Alexander Novak, Russia’s energy minister, said late on Wednesday that certifying the recently completed pipeline would give a “positive signal” that could “cool down the current situation somewhat”.

Novak also suggested that increasing gas trading volumes on an electronic platform in St Petersburg run by Gazprom, Russia’s state-owned energy company, “could curb the speculative effect” on prices.

Signs that Russia may be prepared to help were enough for European equities to rebound in morning trading on Thursday. The benchmark Stoxx 600 share index gained 1.1 per cent while London’s FTSE 100 rose 1 per cent.

UK gas contracts for November delivery, which shot up almost 40 per cent to reach more than £4 per therm on Wednesday, were down 18 per cent at £2.23 per therm on Thursday. The European TTF contract for November delivery was down 21 per cent at €90.50 per megawatt hour.
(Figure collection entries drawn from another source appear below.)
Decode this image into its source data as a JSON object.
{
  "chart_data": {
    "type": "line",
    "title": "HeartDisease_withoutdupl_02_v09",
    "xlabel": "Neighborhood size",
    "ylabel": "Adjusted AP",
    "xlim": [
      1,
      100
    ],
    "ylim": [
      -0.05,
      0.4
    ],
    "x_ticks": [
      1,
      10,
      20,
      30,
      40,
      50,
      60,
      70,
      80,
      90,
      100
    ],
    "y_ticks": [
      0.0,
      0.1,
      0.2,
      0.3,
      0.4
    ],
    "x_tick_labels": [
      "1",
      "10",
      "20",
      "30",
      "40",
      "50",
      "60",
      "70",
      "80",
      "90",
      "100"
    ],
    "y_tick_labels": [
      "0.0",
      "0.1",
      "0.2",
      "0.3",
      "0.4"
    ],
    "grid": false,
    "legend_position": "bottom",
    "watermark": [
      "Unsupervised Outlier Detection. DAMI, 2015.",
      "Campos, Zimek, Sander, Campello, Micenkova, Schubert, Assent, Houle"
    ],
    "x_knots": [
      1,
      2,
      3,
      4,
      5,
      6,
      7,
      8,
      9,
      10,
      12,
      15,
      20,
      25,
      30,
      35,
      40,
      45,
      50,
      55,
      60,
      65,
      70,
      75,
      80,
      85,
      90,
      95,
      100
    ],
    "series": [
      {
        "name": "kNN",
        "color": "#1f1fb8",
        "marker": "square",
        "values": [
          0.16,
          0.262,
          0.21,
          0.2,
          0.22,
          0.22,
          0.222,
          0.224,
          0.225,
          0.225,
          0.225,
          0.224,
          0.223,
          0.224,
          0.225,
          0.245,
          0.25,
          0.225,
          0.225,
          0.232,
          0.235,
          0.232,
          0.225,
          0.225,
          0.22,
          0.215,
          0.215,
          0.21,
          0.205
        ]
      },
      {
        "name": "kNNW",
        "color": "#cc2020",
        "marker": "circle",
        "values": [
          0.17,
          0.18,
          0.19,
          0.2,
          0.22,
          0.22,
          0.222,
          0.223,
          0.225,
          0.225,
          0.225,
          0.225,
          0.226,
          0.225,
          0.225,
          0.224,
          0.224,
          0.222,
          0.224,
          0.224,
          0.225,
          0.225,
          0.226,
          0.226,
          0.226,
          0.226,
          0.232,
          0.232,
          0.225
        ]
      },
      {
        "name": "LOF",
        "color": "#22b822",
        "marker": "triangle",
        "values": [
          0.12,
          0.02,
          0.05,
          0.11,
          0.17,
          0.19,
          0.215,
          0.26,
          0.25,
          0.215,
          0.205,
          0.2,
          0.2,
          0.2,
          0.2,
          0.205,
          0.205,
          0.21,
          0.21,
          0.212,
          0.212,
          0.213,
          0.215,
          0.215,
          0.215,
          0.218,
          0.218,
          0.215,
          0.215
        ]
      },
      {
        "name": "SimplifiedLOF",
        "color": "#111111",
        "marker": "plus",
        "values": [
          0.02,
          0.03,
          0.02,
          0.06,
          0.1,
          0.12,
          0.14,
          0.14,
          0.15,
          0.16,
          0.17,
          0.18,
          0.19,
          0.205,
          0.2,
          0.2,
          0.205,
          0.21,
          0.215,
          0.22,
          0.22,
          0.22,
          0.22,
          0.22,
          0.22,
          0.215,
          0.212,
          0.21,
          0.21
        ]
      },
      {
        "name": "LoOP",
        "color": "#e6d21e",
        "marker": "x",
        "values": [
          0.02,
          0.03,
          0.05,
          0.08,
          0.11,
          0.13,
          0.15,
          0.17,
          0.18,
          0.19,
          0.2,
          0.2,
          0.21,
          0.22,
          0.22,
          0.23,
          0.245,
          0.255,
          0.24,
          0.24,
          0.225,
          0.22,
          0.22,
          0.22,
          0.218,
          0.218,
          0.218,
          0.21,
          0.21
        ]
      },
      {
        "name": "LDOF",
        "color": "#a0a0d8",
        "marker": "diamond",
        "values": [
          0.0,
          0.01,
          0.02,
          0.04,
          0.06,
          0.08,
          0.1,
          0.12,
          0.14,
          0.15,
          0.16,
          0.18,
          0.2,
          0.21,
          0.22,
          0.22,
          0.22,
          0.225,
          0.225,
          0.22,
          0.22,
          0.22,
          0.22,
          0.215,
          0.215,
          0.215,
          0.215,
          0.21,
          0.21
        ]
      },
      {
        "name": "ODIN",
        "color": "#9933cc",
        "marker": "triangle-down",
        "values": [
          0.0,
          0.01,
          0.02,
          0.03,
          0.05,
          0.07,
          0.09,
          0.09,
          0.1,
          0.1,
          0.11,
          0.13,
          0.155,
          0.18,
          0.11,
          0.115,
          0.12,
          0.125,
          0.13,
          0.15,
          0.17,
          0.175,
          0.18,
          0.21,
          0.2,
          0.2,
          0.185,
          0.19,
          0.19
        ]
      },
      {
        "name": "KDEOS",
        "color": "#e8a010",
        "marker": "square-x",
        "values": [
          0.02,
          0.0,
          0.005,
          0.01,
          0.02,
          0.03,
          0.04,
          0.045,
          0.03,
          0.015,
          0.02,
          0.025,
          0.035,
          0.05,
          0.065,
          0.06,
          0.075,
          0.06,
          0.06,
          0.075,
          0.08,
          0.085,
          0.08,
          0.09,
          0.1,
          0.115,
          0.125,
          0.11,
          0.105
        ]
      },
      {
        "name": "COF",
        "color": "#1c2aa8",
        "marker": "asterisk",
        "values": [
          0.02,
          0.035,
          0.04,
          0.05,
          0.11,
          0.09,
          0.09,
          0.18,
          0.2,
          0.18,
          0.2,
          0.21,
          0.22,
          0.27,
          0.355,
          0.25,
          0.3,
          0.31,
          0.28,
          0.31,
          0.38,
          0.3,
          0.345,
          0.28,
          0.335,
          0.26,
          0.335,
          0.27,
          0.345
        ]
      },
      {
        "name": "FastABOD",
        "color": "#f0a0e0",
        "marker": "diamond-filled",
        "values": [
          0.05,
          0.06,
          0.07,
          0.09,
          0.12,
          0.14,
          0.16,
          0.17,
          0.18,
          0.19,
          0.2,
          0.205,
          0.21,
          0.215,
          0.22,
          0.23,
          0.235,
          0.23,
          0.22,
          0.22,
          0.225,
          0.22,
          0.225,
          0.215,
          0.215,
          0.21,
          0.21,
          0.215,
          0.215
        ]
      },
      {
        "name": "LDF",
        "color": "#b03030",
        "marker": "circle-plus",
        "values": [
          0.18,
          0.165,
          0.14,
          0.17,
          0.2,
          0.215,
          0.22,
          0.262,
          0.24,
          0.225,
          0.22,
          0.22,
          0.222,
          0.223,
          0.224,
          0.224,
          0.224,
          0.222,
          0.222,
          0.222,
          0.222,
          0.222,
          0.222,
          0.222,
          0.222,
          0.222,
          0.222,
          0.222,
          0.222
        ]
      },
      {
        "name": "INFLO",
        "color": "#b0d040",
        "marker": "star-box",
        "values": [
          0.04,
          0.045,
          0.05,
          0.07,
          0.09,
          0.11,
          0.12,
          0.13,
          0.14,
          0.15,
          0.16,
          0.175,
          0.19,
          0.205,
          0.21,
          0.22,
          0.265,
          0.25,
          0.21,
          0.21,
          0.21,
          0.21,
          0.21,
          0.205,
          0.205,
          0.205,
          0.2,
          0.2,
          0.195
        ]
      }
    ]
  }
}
Surging gas prices, unleashed by a combination of the global economy’s recovery from the pandemic, a shortage of supplies and longstanding efforts to reduce the use of fossil fuels, are threatening to slow economic growth and fuel inflation.

Olivier Marciot, cross asset investment manager at fund manager Unigestion, cautioned that while power prices could moderate, markets may continue to be alarmed by fears of high inflation hitting consumers and prompting central banks to raise interest rates to curb inflation.

“We still think inflation will remain high and stay with us for longer than investors and central banks expected it to earlier in the year,” he said. “It is not just about gas,” he added, referring to increases in the prices of commodities from cotton to coffee alongside pandemic-related worker shortages in the US, Europe and the UK.

Headline consumer price inflation in the US has topped 5 per cent for three months and hit a 29-year high in Germany last month.

Meanwhile, US energy secretary Jennifer Granholm told the Financial Times on Wednesday that the White House was considering releasing strategic oil reserves to stop the gas shortage dragging crude prices higher. Brent crude fell 1.2 per cent to $80.13 a barrel after approaching $83.50 on Wednesday.

Government bond markets were steady on Thursday following volatile trading in recent sessions, as traders held back from bets ahead of Friday’s US non-farm payrolls report. US employers are predicted to have hired almost half a million workers in September, which analysts believe could prompt the Fed to decide the economy has healed enough from the pandemic to start reducing its $120bn a month of bond purchases that have boosted debt and equity markets throughout the coronavirus era.

The yield on the benchmark 10-year Treasury note, which moves inversely to its price and influences borrowing costs worldwide, was flat at 1.517 per cent. It has climbed from about 1.3 per cent in late September.

The UK’s 10-year gilt yield, which last week topped 1 per cent for the first time since March 2020 as traders anticipated stagflation and interest rate rises, fell 0.02 percentage points to 1.055 per cent.

Sterling added 0.1 per cent against the dollar to $1.3596. The dollar index, which measures the greenback against six major currencies, fell 0.1 per cent.